Kılıçdaroğlu masaları yumruklamaya başlayınca haliyle BATI MEDYASI buna kayıtsız kalmadı.
Kalamazdı da... İngiltere'nin saygın gazetelerinden Financial Times, "Türkiye'de muhalefet lideri, Erdoğan'a vurmak için mültecileri evlerine gönderme sözünü verdi" başlığını attı. Gazete SIĞINMACI kartını analiz ederken de "Muhalefet lideri Kılıçdaroğlu, rakibi Cumhurbaşkanı Erdoğan'a milyonlarca mülteciyi ülkeden gönderme sözü vererek yüklendi. Ankara'daki genel merkezde yaptığı heyecanlı konuşma da ilk tur seçimindekinden çok daha karanlıktı..." ifadelerine yer verdi. Kemal Bey'e gaz veren Fransız medyası da geri durmadı. Mesela AFP de, "Erdoğan'ın rakibi tonunu sertleştirerek Türk milliyetçileri ikna etmeye çalışıyor" başlığını kullandı.
Ajans "Kılıçdaroğlu, ilk turdaki daha kapsayıcı tonu daha da sertleştirdi..." şeklindeki notunu da servis ediyordu...
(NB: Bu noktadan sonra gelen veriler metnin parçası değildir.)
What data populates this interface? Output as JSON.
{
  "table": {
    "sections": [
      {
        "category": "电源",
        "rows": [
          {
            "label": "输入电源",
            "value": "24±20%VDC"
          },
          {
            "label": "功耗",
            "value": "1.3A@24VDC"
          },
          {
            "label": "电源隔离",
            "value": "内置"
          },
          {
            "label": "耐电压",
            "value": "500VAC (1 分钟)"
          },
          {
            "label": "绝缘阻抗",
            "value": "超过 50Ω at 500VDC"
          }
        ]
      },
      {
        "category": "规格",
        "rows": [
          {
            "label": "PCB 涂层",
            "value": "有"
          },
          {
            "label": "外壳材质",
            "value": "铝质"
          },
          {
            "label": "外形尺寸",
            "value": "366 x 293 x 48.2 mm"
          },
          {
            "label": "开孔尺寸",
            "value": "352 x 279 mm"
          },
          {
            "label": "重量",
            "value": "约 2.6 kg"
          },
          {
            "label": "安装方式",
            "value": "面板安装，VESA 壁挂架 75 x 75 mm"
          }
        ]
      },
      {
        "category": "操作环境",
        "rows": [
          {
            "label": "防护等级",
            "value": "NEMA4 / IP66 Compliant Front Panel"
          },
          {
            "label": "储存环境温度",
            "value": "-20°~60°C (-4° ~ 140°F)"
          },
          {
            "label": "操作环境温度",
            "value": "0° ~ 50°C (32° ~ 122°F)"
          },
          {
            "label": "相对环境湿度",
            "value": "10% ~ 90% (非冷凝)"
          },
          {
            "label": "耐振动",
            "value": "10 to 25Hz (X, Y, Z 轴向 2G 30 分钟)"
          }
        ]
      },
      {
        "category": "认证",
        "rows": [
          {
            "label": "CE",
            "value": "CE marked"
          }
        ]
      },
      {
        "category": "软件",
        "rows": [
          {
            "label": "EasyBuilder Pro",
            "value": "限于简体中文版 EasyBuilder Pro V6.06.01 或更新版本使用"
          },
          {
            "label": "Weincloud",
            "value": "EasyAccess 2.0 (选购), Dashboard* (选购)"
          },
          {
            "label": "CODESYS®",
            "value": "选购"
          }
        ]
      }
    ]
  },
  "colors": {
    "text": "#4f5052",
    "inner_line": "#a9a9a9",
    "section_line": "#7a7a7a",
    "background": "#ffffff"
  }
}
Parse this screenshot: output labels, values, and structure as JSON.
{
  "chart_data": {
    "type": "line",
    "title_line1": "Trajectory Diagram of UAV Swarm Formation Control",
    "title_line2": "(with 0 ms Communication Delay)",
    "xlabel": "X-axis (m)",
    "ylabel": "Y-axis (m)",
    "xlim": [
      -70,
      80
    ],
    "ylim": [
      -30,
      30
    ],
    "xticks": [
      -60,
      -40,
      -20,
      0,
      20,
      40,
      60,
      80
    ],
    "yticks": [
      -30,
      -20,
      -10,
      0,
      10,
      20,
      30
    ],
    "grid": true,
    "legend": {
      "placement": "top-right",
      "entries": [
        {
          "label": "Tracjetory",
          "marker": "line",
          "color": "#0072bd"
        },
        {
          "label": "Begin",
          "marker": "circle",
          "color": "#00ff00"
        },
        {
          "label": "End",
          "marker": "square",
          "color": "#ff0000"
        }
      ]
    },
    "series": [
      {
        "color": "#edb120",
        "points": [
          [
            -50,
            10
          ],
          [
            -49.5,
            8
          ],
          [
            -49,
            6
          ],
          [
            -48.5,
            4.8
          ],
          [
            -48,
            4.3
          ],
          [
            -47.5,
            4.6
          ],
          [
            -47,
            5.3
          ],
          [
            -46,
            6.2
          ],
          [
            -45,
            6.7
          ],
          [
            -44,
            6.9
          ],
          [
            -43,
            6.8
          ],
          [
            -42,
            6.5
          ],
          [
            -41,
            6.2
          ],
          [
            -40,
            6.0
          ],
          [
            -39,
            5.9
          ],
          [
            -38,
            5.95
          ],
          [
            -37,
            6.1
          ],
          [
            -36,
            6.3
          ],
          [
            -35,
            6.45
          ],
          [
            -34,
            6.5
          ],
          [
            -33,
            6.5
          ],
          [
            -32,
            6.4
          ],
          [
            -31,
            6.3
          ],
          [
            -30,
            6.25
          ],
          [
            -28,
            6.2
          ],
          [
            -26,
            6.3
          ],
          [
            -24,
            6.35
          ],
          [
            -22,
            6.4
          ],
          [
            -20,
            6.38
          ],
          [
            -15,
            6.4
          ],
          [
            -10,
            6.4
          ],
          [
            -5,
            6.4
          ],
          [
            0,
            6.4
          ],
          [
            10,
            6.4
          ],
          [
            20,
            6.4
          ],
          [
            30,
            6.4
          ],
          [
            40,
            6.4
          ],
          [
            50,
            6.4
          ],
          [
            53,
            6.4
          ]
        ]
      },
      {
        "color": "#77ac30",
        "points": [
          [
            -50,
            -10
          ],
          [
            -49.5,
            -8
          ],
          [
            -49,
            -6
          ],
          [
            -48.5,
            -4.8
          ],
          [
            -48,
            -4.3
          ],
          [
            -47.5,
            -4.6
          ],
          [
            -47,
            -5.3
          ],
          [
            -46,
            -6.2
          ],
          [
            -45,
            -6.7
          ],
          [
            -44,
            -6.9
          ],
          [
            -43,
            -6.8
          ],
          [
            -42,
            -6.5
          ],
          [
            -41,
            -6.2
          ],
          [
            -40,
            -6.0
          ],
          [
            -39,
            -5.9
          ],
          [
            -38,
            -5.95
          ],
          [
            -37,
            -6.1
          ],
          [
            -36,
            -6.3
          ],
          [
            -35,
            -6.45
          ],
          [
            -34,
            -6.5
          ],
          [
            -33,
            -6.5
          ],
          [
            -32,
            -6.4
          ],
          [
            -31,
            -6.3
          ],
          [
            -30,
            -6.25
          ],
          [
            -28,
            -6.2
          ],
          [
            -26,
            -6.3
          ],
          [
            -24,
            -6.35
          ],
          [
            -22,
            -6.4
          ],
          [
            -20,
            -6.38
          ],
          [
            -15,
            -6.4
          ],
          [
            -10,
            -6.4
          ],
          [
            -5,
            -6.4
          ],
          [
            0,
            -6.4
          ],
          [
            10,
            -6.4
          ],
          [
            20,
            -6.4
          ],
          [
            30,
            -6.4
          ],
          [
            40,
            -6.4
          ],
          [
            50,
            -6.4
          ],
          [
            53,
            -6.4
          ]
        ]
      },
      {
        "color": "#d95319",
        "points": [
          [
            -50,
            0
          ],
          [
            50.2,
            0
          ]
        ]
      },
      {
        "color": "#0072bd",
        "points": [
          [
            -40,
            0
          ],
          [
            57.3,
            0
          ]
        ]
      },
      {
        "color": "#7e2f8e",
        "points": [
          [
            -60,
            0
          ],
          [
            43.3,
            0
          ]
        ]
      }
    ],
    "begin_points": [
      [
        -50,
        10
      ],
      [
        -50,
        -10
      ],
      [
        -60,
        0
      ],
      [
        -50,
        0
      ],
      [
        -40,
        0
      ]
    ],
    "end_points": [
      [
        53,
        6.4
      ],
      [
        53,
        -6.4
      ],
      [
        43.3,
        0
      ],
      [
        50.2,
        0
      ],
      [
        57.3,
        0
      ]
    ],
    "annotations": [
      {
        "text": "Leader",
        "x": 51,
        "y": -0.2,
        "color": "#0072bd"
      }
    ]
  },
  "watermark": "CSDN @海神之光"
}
İngiliz haber ajansı Reuters da Kılıçdaroğlu'nun mültecilerin gönderilmesine yönelik açıklamalarını öne çıkardı. "Erdoğan'ın rakibi, mülteciler konusundaki tonunu sertleştirdi ve 28 Mayıs'ta seçildikten sonra bütün mültecileri göndereceğini açıkladı" çıkışına yer verdi. Reuters, "Kılıçdaroğlu'nun son açıklamaları cumhurbaşkanı seçimi yarışında üçüncü olan adayın desteğini almak için yapıldı" yorumunu yazdı. Zaten bizim konumuzda bu!
Kemal Bey, daha önce hiç yapmadığı bir tavır sergileyip Erdoğan gibi bir lideri yenebileceğini düşündü. Ya da buna inandırıldı. Bilemem.
Ancak Ekmeleddin Bey ve Muharrem İnce isimlerini öne çıkarırken partisine bile haber vermeyen Kılıçdaroğlu, şimdi yarışa kendi soyunuyordu. Kendi giriyordu. "Kazanacak aday" diyen Meral Hanımı da masadan kovuyordu.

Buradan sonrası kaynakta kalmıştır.